As the volume of the hematoma increases,edema around the lesion, increased intracranial pressure, early symptoms of wedging. In such cases, early surgical intervention can prevent death.
With the breakout of massive deep-seated hematomas into the lateral ventricle suddenly there is an even sharper deteriorationstate. The coma deepens, tendon reflexes fade away, stop reflexes are not caused. The violation of the stem functions is manifested by a sharp violation of breathing, heart rhythm disturbances, hyperthermia, hyperglycemia.

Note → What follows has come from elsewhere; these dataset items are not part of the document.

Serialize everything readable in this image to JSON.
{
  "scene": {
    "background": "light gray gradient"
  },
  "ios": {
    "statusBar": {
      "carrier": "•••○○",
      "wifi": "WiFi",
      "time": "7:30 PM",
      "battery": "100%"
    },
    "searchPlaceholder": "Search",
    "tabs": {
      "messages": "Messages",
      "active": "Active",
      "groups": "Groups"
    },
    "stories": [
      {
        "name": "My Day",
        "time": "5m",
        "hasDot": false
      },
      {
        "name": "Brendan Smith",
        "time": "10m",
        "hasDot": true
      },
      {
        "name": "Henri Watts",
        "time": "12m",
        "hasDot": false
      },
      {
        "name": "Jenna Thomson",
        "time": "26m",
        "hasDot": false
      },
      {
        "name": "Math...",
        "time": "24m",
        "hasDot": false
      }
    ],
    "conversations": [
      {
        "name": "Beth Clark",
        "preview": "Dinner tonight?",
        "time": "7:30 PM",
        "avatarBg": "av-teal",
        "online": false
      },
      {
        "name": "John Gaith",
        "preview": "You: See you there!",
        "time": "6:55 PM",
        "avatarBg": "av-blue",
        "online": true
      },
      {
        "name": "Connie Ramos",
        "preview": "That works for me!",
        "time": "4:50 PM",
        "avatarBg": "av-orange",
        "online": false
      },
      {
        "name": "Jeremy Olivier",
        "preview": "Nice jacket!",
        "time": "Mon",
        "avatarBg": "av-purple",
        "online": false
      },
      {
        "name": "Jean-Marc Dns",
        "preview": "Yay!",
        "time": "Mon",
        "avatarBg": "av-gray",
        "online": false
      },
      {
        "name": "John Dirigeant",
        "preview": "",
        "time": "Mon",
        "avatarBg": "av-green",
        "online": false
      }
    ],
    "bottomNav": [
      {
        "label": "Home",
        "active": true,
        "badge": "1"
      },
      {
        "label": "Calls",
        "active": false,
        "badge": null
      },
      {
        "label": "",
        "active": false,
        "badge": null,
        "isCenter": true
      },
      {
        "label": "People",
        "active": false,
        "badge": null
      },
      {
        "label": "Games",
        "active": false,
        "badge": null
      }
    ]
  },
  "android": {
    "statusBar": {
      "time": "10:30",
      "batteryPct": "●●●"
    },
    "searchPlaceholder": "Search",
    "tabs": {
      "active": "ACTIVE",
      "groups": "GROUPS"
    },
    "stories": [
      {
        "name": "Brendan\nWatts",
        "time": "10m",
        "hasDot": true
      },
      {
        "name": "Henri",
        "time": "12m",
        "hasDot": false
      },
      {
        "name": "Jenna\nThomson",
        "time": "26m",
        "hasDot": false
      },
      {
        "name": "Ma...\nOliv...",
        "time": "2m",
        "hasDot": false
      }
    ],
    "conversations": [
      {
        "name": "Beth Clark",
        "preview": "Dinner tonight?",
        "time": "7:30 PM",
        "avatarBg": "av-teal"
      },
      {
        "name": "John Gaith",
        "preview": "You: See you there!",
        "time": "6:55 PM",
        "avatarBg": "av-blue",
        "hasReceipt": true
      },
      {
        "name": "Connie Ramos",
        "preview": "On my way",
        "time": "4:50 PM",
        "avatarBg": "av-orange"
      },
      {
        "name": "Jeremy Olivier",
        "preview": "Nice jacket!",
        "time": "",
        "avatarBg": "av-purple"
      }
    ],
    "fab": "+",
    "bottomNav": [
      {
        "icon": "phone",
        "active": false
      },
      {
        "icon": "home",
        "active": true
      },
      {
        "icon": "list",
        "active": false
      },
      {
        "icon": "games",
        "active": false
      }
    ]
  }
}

Hemorrhage in the visual crescendo often accompanied by a breakthrough in the third ventricle. The clinical picture is similar.
Low-volume hemorrhage manifest contralateral hemianopsia,contralateral hemiparesis, hemianesthesia and "thalamic arm" - flexion in the wrist and metacarpal joints with simultaneous extension in the interphalangeal joints. Sometimes on the side of defeat there is hyperkinesis.
Massive hemorrhages, localized in the immediate vicinity ofFluid-conducting system, often complicated by acute occlusive hydrocephalus. A sharp disruption of the circulation of the cerebrospinal fluid promotes the displacement of the hemispheric structures and the development of the upper wedge.
With hematomas in the temporal and parietal lobes prevails contralateral hemiparesis (plegygia)with low muscle tone, tendon reflexes are more often oppressed, but can be increased. When the dominant hemisphere is affected, aphasic disturbances are detected.
Total mortality rate forthe hemorrhage to the brain by the end of the first month after the onset of the disease is 35-60%. The lethality with a hemorrhage in the brain stem is -100%, with hemorrhage to the deep parts of the brain - 45-50%, with lobar hematomas 17-28%.
Disability after the transferhemorrhagic stroke is close to 100%, so the earliest neurorehabilitation in a specialized clinic helps restore lost functions and return to active life.